What information to have ready when you contact your library
Gather these details before you call or email your library. This speeds up the process and prevents back-and-forth communication.
- Your full name as it appears on your library card
- Your library card number
- The email address associated with your Libby account
- The phone number on file (if any)
- A list of any active holds or loans (take a screenshot)
- The reason for cancellation (optional, but helpful for library feedback)
Avoiding future cancellation problems: a practical summary
Stopee has helped thousands of consumers cancel services and manage subscriptions, and Libby cancellations are often simpler than you might expect. Here's what you need to remember.

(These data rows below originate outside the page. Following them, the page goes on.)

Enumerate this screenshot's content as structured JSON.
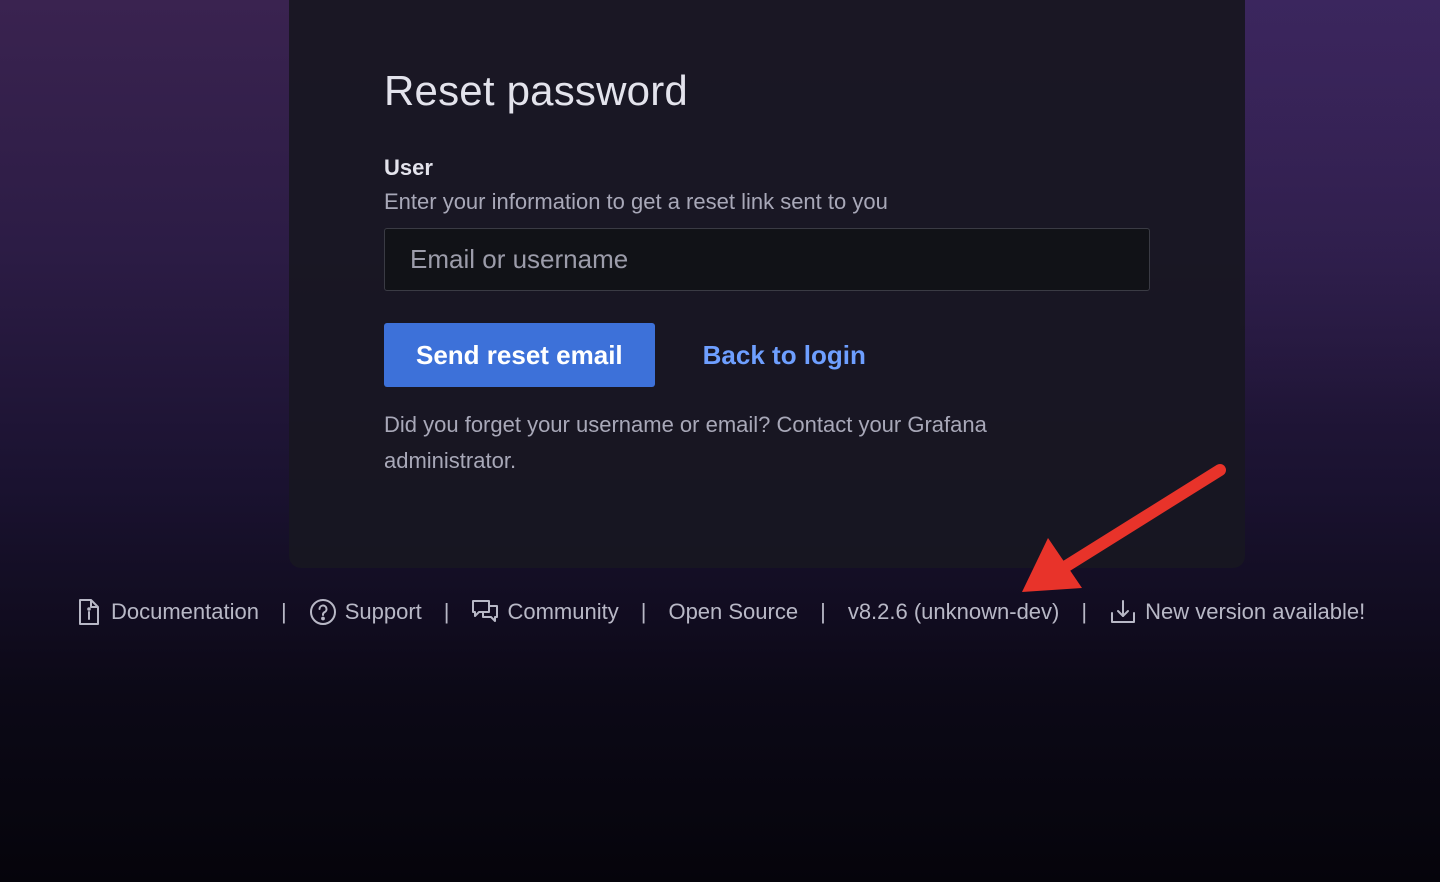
{
  "reset": {
    "title": "Reset password",
    "field_label": "User",
    "field_description": "Enter your information to get a reset link sent to you",
    "input_placeholder": "Email or username",
    "submit_label": "Send reset email",
    "back_label": "Back to login",
    "help_text": "Did you forget your username or email? Contact your Grafana administrator."
  },
  "footer": {
    "items": [
      {
        "label": "Documentation",
        "icon": "document-info-icon"
      },
      {
        "label": "Support",
        "icon": "question-circle-icon"
      },
      {
        "label": "Community",
        "icon": "comments-icon"
      },
      {
        "label": "Open Source",
        "icon": ""
      },
      {
        "label": "v8.2.6 (unknown-dev)",
        "icon": ""
      },
      {
        "label": "New version available!",
        "icon": "download-alt-icon"
      }
    ],
    "separator": "|"
  },
  "colors": {
    "primary_button": "#3d71d9",
    "link": "#6e9fff",
    "annotation_arrow": "#e8332a"
  }
}
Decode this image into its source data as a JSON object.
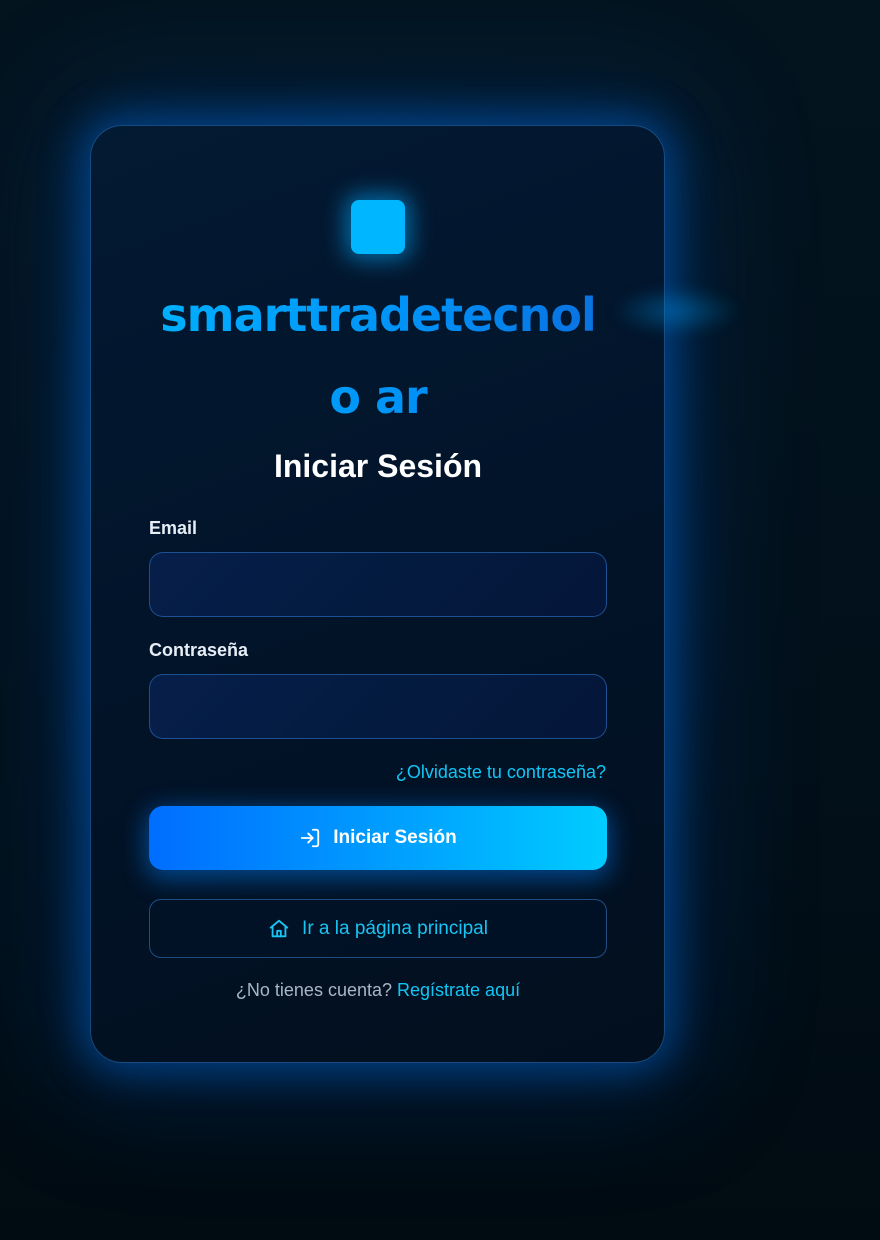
{
  "brand": {
    "name": "smarttradetecnolo ar",
    "logo_icon": "logo-square-icon"
  },
  "login": {
    "title": "Iniciar Sesión",
    "email_label": "Email",
    "email_value": "",
    "password_label": "Contraseña",
    "password_value": "",
    "forgot_link": "¿Olvidaste tu contraseña?",
    "submit_label": "Iniciar Sesión",
    "submit_icon": "login-icon",
    "home_label": "Ir a la página principal",
    "home_icon": "home-icon",
    "no_account_text": "¿No tienes cuenta?",
    "register_link": "Regístrate aquí"
  },
  "colors": {
    "accent": "#00b7ff",
    "link": "#11c6f5",
    "button_start": "#006dff",
    "button_end": "#00ccff",
    "background": "#02101a"
  }
}
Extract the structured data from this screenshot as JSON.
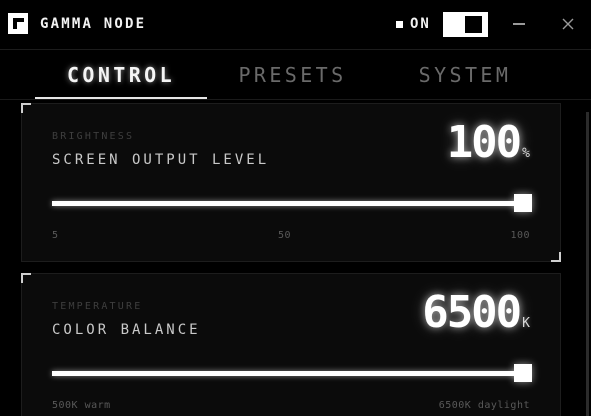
{
  "app": {
    "title": "GAMMA NODE",
    "power_label": "ON",
    "power_on": true
  },
  "tabs": [
    {
      "label": "CONTROL",
      "active": true
    },
    {
      "label": "PRESETS",
      "active": false
    },
    {
      "label": "SYSTEM",
      "active": false
    }
  ],
  "brightness": {
    "eyebrow": "BRIGHTNESS",
    "title": "SCREEN OUTPUT LEVEL",
    "value": "100",
    "unit": "%",
    "min": 5,
    "max": 100,
    "level": 100,
    "tick_min": "5",
    "tick_mid": "50",
    "tick_max": "100"
  },
  "temperature": {
    "eyebrow": "TEMPERATURE",
    "title": "COLOR BALANCE",
    "value": "6500",
    "unit": "K",
    "min": 500,
    "max": 6500,
    "level": 6500,
    "tick_min": "500K warm",
    "tick_max": "6500K daylight"
  },
  "icons": {
    "logo": "gamma-node-logo-icon",
    "power": "power-indicator-icon",
    "minimize": "minimize-icon",
    "close": "close-icon"
  },
  "colors": {
    "background": "#000000",
    "panel": "#0b0b0b",
    "accent": "#ffffff",
    "inactive_tab": "#6a6a6a"
  }
}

Most Libby frustration stems from misunderstanding holds rather than problems with the service itself. Before you cancel your account, try cancelling individual holds or suspending them instead. You keep your free access and reduce frustration in one step.
If you do decide to cancel your account entirely, contact your library directly-there is no cancellation button in the app. Keep confirmation emails once the library confirms your account is closed. If you want to use Libby again later, you can re-register your library card.
For any disputes about holds, wait times or library policy, escalate to your state's fair trading authority or the ACCC if you've been charged for a premium service that didn't deliver. Stopee believes every reader deserves transparent cancellation processes and clear communication about library policies.
Your library is your partner in this process. If something feels off or you need clarification, contact them directly. Most librarians are genuinely happy to help readers find the digital content they love-and happy to help you cancel without friction if you decide Libby isn't the right fit anymore.